School District’s Policy Barring Use of School for Worship Services Upheld by Court
In a recent case, Bronx Household of Faith v. Board of Education of the City of New York, a church filed suit against the board of education of New York alleging that its refusal to permit a church to use school facilities for religious worship services violated the First Amendment. The board had adopted a policy which prohibited the use of school property for religious worship services or otherwise using a school as a house of worship.
The right to exercise free speech on government property depends on the kind of forum where the speech occurs. The Supreme Court has identified three kinds of forums: (1) the traditional public forum; (2) the designated public forum and (3) the limited public forum. The court noted that the school district was a limited public forum because it restricts access to certain speakers and subjects. As a limited public forum, the district is allowed to restrict speech only on the basis of reasonable, viewpoint neutral rules.
The court concluded that the school district’s policy prohibiting “religious worship services” does not constitute viewpoint discrimination because the policy allows the expression of all points of view. The exclusion applied only to the conduct of a specific type of activity, namely the conduct of worship services, and not to the free expression of religious views associated with it.

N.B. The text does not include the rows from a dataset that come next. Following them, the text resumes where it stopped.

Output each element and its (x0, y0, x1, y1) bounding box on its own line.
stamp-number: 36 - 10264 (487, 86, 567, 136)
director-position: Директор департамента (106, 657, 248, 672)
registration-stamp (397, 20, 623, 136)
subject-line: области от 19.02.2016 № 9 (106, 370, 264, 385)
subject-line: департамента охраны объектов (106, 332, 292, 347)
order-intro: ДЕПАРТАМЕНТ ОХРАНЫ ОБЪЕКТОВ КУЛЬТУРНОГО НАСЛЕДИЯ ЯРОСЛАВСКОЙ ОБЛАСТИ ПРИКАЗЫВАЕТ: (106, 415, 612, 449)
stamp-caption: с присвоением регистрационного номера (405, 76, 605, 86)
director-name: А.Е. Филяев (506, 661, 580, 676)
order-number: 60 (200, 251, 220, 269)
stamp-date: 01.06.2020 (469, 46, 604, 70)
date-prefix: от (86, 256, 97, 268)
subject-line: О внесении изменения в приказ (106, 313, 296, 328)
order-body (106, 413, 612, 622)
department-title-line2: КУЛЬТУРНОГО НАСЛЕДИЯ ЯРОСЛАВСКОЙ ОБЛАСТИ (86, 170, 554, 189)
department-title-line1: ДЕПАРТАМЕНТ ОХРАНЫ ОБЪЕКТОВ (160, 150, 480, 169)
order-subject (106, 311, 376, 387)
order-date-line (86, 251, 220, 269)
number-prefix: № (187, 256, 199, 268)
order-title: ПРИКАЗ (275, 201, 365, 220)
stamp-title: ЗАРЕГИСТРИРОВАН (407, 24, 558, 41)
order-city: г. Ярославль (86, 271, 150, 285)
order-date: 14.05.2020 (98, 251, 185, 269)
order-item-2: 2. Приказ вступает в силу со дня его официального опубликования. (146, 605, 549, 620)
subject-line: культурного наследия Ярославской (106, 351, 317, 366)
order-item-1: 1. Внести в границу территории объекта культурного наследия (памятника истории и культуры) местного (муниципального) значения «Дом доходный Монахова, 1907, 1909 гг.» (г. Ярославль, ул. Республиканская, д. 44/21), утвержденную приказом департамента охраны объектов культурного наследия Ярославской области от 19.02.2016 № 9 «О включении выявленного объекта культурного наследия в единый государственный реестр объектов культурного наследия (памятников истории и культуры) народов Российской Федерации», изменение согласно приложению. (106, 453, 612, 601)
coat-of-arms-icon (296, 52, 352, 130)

The court next considered whether the exclusion was reasonable in light of the purpose served by the forum. By excluding religious worship services, the board sought to avoid violating the Establishment Clause of the First Amendment, which prohibits the state endorsement of religion and excessive entanglement between state and religion.
The board had a strong basis to believe that allowing religious worship services in schools would give rise to a sufficient appearance of endorsement to constitute a violation of the Establishment Clause. When worship services are performed in a place, the nature of the site changes as the school then becomes the place for the performance of the religious rites and religion might then appear to be established at the school. Further, the board’s concern that it would be subsidizing churches if it opened schools for religious worship was reasonable given the fact that the board did not charge rent for use of its space nor required reimbursement of utility charges. Also, the board could reasonably worry that the use of schools for worship services could create a public perception of endorsement of religion. The fact that the church would principally use the school facilities on Sundays also results in an unintended bias in favor of Christian religions. Finally, the church’s religious services were not open to all members of the public.
Thus, the court concluded that the board had a strong basis to believe that allowing the conduct of religious worship services would give rise to the appearance of the endorsement of religion. Since the policy was viewpoint neutral and reasonable in light of the board’s concern of the perception of the endorsement of religion, the court upheld the board’s policy and rejected the church’s argument that the policy violated the First Amendment.
This case demonstrates that board policies restricting the use of schools by churches may survive First Amendment challenges where the policy does not restrict the expression of a particular point of view but instead restricts particular conduct, such as worship services.